Carlen May-Mann's "The Rat"

A Face in the Crowd: Carlen May-Mann Slyly Finds a New Way Into the Horror Genre with “The Rat”

Like so many other horror fans, there was an image burned into Carlen May-Mann’s brain that inspired her short, “The Rat,” watching a pair of lovers bursting into a rickety old house with their passion blinding them to any potential danger, but after becoming so commonplace in slasher films and supernatural chillers alike to go unquestioned, May-Mann wondered why she had never seen one of the most obviously terrifying variations on it, having the fear reside not as a function of the location but within the power dynamics of the couple.

“Writing horror, something I love to do is take a classic piece of iconography and make it frightening in a new and surprising way,” May-Mann said recently. “In the haunted house, the source of [the] terror isn’t sounds in the night or shadows across the peeling wallpaper. Instead, the most frightening thing of all is [the woman’s] own boyfriend, and the power he holds over her.”

With “The Rat,” May-Mann hopes to loosen the grip that male filmmakers have had over the horror genre for decades, telling the story of Jim and Renee, a couple in the early stages of their relationship, full of equal parts affection and uncertainty where the foundation can feel as shaky as the house they’re entering into just before hitting up a frat party together. Set on Halloween night in 1984, the project actually grew out of a larger film the writer/director intends to make called “Strawberry Summer,” which will focus years later on Jim and Renee’s child, but rather than wait around for others to take a chance on their vision, May-Mann and her writing and producing partner Beck Kitsis have taken matters into their own hands by creating a short to demonstrate their skill, currently raising funds on Kickstarter before an August 16th deadline. However, instead of approaching the project as some perfunctory proof-of-concept in order to realize their grander goals, May-Mann and Kitsis envision “The Rat” as an opportunity to be even more ambitious by not only showing what the filmmakers would be capable of when working on a bigger canvas, but building a past that reflects how deep their story goes.

“I love these characters [of Jim and Renee] — they’ve been both the most challenging and most rewarding to develop — and I felt that they deserved a story of their own, a story of their youth, a story that evokes the same sort of fear as ‘Strawberry Summer,’ a story that shows the ways that men’s violence against women echoes through decades, through generations, through bloodlines,” says May-Mann.
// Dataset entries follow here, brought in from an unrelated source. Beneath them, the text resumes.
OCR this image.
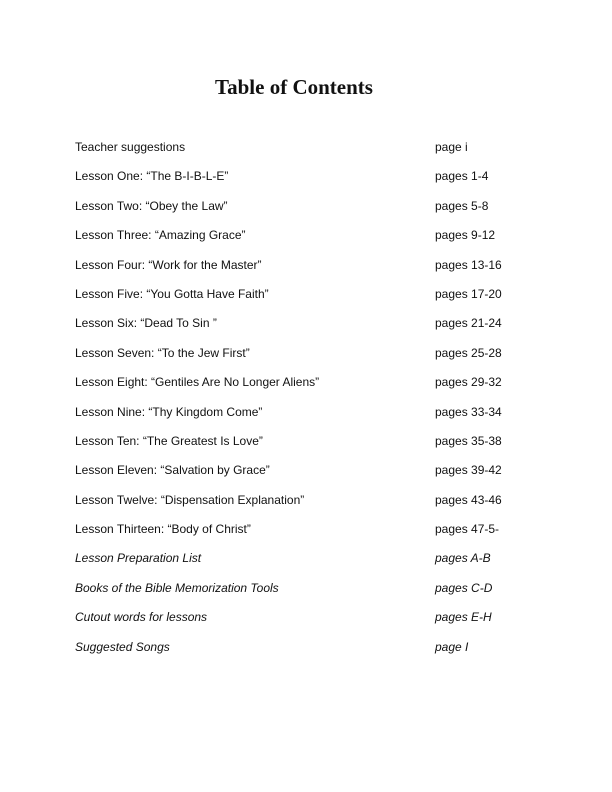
Table of Contents
Teacher suggestions	page i
Lesson One: “The B-I-B-L-E”	pages 1-4
Lesson Two: “Obey the Law”	pages 5-8
Lesson Three: “Amazing Grace”	pages 9-12
Lesson Four: “Work for the Master”	pages 13-16
Lesson Five: “You Gotta Have Faith”	pages 17-20
Lesson Six: “Dead To Sin ”	pages 21-24
Lesson Seven: “To the Jew First”	pages 25-28
Lesson Eight: “Gentiles Are No Longer Aliens”	pages 29-32
Lesson Nine: “Thy Kingdom Come”	pages 33-34
Lesson Ten: “The Greatest Is Love”	pages 35-38
Lesson Eleven: “Salvation by Grace”	pages 39-42
Lesson Twelve: “Dispensation Explanation”	pages 43-46
Lesson Thirteen: “Body of Christ”	pages 47-5-
Lesson Preparation List	pages A-B
Books of the Bible Memorization Tools	pages C-D
Cutout words for lessons	pages E-H
Suggested Songs	page I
To bring out the full force of these reverberations, May-Mann and Kitsis have assembled an impressive creative team to breathe life into “The Rat.” After first starting their own creative collaboration as college students at Wesleyan, they’ve recruited fellow alums Chachi Hauser (“Roll Red Roll”) and Albert Tholen to serve as producers and have drawn a wide array of rising talent behind the scenes from costume designer Jenna Weinstein (“Madeline’s Madeline”), “Whose Streets?” editor Christopher McNabb and cinematographer Maria Rusche to bring “The Rat” to fruition. Additionally, the team will be counting on Kate Geller of Chrystie Street Casting, known for making discoveries on such films as “Sollers Point” and “Chained for Life,” to find compelling actors to inhabit the complex roles of Jim and Renee, and for the Brooklyn-based indie pop outfit Told Slant to compose their first film score, after May-Mann had their album “Going By” on repeat during the writing process, noting how “it is so achingly evocative, and conveys a deep, dark longing that’s both painful and beautiful, the sort of emotional rawness that I can only hope to convey in my own work.”

Through making these connections between a diverse array of artists, and the many more she hopes to make in crowdsourcing, May-Mann hopes to elevate perspectives that haven’t been seen on screen before and with “The Rat,” she may be making a horror film, but she hopes to take the fear out of an industry often averse to change and fresh perspectives.

“I believe deeply that audiences are ready to be done with abusers – that it’s time for the marginalized to make the films about abuse, about danger, about fear,” says May-Mann. “Women, queer folks, people of color, people with disabilities — everyone has so much to say. There are so many unheard voices that ring with the authenticity of lived experiences both horrible and beautiful, and for the duration of the history of film, they’ve been shoved aside to make way for the thundering voices of ‘brilliant’ abusive men who feel entitled to speak to the abuse and degradation of those less powerful than them. As I embark on my filmmaking career, I want to do my part, however small, to drown out these voices, and to rebuild the industry from the ground up.”